Welcome to the course! This first module aims at introducing you to the main topic of the MOOC and to the teaching staff that you will be seeing throughout the whole course. Before you start with the first lessons we encourage you to have a look at our introductory materials and to introduce yourself in the forum in order to meet your classmates.

In Week 1, you will be introduced to the world of metals. What are they, what are their properties, what are they used for and how essential are they? We will address the difference between major and minor metals. Major metals are used in large basic applications such as buildings, cars, pipes, cables, bridges, trains and airplanes. Minor metals that are used mostly in all kinds of electronics and in new technologies, for example for wind and solar energy. The amounts used are much smaller. The minor metals have more attention in the news, because of problems with the supply from international trade, and are subject to criticality assessments. The major metals, on the other hand, are even more important, although less in the centre of attention. Without them, society would fall apart. In this course, we will focus mostly on those major metals. We also introduce the Sustainable Development Goals of the United Nations. These SDGs are agreed on by all nations that are part of the UN, and outline goals for the future of the global society. They include goals on economic development, social development, health and the environment and form a powerful framework to judge developments in resource use, including metal use.

In week 2, the metals challenge is outlined. Metals are indispensable for society, but they are also associated with environmental impacts, especially related to climate change. The challenge is defined as how can we provide society with sufficient metals, now and in the future, without compromising environmental quality? An important part of the challenge is caused by the rapidly rising demand for metals. Over the 20th century demand has risen steeply, and this is expected to continue over the next decades. In this week, we will teach the issues around metal supply, scarcity and criticality, and environmental impacts to sketch the magnitude of the metals challenge. We also will meet the apparent contradiction between some of the SDGs: we need metals to develop societies and build up the infrastructure, on the other hand, we also need to reduce environmental impacts that will only increase if we don’t do anything about it.

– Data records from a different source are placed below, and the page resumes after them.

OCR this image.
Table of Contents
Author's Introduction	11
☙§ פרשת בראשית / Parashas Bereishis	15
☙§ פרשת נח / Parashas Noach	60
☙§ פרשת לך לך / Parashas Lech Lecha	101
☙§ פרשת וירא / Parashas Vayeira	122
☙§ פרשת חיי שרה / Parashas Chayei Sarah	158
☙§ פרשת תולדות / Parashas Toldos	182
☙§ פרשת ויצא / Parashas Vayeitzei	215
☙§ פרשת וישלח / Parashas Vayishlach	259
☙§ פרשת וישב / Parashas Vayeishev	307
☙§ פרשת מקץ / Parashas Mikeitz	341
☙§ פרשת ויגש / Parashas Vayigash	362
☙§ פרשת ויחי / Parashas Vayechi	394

Week 3 and all subsequent weeks focus on solving the metals challenge. Obviously, we need to make changes in the metals system to reach a more sustainable situation and reconcile the different Sustainable Development Goals. When considering changes, it is important first to understand the system. We will be discussing stocks and flows of metals in society and see how they interact. In society, we do not just obey the laws of justice and economics, but also the laws of nature. It is important to realise that when contemplating solutions for the metals challenge. This week will be rather theoretical but will provide important information for the coming weeks.

Week 4 is rather packed with lectures on the different options to solve the metals challenge. You will meet experts from all over the world, who will lecture on materials and product design-for-environment and design-for-recycling, on the possibilities and also the barriers for remanufacturing, and on recycling as the last, but maybe most important resort to keep the metals in use. All these options aim at keeping up the stock-in-use of metals in society, while at the same time reducing the need to mine new metals. They all have their own strengths and limitations and can be regarded as pieces of the large puzzle aiming at solving the metals challenge, or in other words, reconciling the different SDGs.

In week 5, we try to get some idea of what the effectiveness could be of going for a circular economy. We do not consider all changes in society that have to be made to reach that, but simply have a look at whether or not, if we would reach a circular economy, we would indeed solve the metals challenge. Can we, theoretically, maintain supply and at the same time avoid supply problems and environmental issues in that way? And therefore, is it worthwhile pursuing a circular economy to reconcile the different SDGs? We use the case of aluminium to illustrate this.

In this final week of the course, we will look briefly into the future. What can we expect for the next decades or even the next century? We’ll introduce the concept of scenarios, storylines about the future that have no predictive value but have their value as imagination of what could happen, and what the consequences would be if it did. And we will apply that to our major metals. Will demand go on rising? What will happen with the environmental impacts? Does it help, from the point of view of metal production, to have a renewable energy system in the background? Will more circularity in our economy make a difference? In short, is it possible to reconcile the SDG development goals with the environmental ones?